Why buy Organic and Fairtrade Baby Food?

Organic baby food has been around for a number of years but the first Fairtrade baby food was launched in the UK in early 2006 and reflects the demand for Britons growing appetite for ethically-traded products.

The new Plum Baby product is made from organic mango, banana and quinoa grain from South America. Many mums want to feed their babies organic and healthier food as a pure organic diet can be more beneficial during the first few months of life than at any other time. Babies have immature systems and need the very purest and safest foods.

Organic produce is one of the fastest growing food retail sectors in the country.  Health scares such as BSE and foot-and-mouth, plus fears of GM crops/food and synthetic dyes and ingredients such as Sudan1 have led to considerable growth in the organic and the healthy food market as worried consumers seek out more healthy and natural products for both adults and children. This has lead to Organic baby foods becoming increasingly popular. Once only available in health shops or via online, organic baby foods are becoming much more widely available and you can now find them in local conveneice shops. Sales of organic food now account for half of the entire baby food market. Organic baby foods are not necessarily an improvement on organic home cooking, but are more convenient. It is worth noting that descriptions on products — such as natural, traditional, or environmentally friendly — do not mean they are organic.

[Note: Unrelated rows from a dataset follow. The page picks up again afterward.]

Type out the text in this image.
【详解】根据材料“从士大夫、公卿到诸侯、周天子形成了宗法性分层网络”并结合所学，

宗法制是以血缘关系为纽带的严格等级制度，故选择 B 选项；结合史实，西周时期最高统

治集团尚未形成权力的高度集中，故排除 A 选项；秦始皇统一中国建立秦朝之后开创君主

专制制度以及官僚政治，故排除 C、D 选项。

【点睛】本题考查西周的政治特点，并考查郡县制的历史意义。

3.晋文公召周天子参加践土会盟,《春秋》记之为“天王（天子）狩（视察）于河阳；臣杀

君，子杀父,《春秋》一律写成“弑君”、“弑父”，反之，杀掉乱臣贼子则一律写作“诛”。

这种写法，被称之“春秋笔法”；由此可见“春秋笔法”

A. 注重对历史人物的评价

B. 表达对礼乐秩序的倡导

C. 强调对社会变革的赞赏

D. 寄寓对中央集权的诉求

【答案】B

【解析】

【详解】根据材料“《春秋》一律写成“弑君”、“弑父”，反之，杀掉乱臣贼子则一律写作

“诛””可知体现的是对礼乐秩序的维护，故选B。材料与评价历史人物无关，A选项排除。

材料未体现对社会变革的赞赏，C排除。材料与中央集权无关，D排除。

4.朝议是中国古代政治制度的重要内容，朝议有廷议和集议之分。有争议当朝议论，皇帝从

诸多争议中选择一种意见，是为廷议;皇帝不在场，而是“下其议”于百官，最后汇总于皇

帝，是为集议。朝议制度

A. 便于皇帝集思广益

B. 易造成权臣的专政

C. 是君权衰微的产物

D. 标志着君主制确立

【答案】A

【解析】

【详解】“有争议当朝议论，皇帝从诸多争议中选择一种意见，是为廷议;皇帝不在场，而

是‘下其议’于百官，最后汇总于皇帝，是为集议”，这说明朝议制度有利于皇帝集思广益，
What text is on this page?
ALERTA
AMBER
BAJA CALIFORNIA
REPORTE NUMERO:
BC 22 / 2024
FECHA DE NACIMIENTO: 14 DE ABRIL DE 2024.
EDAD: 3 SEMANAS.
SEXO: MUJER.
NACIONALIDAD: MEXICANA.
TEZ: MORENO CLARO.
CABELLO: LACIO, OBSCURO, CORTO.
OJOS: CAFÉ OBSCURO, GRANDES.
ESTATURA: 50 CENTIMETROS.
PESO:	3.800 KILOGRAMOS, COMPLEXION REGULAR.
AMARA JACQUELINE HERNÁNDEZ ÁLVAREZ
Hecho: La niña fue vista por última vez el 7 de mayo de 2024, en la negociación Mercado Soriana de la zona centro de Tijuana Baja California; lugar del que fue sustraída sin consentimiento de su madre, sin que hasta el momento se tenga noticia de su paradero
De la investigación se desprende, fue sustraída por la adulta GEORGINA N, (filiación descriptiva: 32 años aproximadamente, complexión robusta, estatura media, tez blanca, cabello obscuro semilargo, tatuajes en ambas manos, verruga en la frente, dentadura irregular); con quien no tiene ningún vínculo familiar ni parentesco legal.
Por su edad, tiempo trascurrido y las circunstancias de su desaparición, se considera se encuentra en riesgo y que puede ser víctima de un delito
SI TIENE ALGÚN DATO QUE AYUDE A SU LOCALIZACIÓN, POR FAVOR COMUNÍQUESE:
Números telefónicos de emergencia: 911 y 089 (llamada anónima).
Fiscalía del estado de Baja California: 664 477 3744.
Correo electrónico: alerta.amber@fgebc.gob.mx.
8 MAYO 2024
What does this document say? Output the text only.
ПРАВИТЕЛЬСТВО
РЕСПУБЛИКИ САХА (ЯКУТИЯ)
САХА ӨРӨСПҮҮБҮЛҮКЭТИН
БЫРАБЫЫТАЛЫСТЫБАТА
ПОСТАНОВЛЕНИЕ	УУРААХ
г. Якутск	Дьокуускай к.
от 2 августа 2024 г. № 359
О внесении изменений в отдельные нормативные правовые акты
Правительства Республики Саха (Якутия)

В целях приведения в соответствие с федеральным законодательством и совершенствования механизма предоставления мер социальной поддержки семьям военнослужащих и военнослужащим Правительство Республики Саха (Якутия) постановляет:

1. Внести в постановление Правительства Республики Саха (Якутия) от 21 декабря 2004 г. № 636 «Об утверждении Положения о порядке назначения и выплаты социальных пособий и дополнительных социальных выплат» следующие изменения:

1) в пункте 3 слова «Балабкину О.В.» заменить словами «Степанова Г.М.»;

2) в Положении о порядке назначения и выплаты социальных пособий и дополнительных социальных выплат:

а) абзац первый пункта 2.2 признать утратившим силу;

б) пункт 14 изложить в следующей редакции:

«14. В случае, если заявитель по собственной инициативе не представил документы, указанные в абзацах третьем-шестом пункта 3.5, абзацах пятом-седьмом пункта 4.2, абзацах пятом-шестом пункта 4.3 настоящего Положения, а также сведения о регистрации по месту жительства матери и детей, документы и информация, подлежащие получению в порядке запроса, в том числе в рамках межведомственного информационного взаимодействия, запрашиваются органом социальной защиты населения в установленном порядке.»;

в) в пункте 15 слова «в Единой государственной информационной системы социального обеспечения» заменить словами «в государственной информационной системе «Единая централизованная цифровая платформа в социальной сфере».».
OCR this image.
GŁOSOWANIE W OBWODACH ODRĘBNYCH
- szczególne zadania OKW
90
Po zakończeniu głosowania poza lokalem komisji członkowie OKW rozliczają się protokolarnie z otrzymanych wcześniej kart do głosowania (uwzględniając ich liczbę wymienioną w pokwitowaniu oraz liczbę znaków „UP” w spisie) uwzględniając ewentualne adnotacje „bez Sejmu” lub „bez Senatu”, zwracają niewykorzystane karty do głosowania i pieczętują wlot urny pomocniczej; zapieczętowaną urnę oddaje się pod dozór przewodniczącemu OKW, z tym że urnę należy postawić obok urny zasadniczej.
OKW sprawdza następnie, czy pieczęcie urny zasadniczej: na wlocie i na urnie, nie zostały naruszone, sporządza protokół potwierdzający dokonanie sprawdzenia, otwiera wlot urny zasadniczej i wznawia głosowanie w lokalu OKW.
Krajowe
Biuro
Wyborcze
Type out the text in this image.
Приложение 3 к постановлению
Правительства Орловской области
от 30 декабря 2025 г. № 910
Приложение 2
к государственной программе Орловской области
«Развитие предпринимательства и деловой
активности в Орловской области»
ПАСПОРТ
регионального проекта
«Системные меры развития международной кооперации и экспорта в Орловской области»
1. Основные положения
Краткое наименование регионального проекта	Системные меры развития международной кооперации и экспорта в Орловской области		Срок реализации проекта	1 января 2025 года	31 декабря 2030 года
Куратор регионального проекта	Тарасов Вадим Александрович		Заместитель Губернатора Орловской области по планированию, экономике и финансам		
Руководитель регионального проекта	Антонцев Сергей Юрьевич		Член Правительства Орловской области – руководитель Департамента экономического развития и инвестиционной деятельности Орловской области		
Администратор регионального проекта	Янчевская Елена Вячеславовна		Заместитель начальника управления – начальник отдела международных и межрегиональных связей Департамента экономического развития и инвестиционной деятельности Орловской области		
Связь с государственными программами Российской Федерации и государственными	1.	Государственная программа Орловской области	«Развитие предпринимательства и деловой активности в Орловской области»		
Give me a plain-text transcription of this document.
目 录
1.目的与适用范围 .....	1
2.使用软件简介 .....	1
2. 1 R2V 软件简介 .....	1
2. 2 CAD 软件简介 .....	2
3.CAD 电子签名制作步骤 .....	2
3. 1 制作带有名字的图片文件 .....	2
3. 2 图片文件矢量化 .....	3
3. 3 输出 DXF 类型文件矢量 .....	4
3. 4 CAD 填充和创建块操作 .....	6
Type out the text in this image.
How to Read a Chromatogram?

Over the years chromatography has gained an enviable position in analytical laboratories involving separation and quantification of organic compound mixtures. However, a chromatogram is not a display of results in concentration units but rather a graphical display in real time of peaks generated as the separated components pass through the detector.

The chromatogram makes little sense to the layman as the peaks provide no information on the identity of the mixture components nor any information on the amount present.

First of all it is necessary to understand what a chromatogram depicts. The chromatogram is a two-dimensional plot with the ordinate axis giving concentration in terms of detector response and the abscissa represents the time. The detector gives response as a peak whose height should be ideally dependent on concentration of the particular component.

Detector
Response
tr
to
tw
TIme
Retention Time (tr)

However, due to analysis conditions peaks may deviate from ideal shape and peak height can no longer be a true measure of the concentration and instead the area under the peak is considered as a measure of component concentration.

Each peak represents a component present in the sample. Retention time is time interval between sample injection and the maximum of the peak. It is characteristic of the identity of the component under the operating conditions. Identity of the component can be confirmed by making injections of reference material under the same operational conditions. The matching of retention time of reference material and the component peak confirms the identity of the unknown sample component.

The term organic is defined by law – all organic food production and processing is governed by a strict set of rules. The Soil Association organic symbol is the UK’s largest and most recognizable trademark for organic produce. Wherever you see it you can be sure that the food you have purchased has been produced and processed to strict and rigorous animal welfare and environmental standards. Other symbols to look out for include the Organic Food Federation and Certified Organic Ingredients.

The Fairtrade Foundation exists to ensure that producers are guaranteed a minimum price for their goods irrespective of world prices. This means that Fairtrade goods are often more expensive in the UK than those without the Fairtrade logo. Although people are now arguing that supermarkets are fuelling their excessive profits by adding large mark-ups to these products This premium that the producer charges covers the basic food, housing, health and education needs of the local communities in countries such as India and Brazil. The Foundation awards a consumer label, the Fairtrade Mark, to products which meet internationally recognized standards of Fairtrade. It is the only such certification in the UK.  The fairtrade label is often a black box with a half yellow, half blue circle with the text Guarantees a Better Deal for Third World Producers. Most people dont have enough time to read the labels of all the different food products that they buy to check for organic or fairtrade ingredients. So look for the various symbols.

The use of such symbols is entirely optional and a product can still be organic or fairly traded even though it doesnt carry the symbol of a certifying body. That means if you want to be 100% satisfied that what you are eating or using is organic or fairtrade, always read the label or speak to the vendor.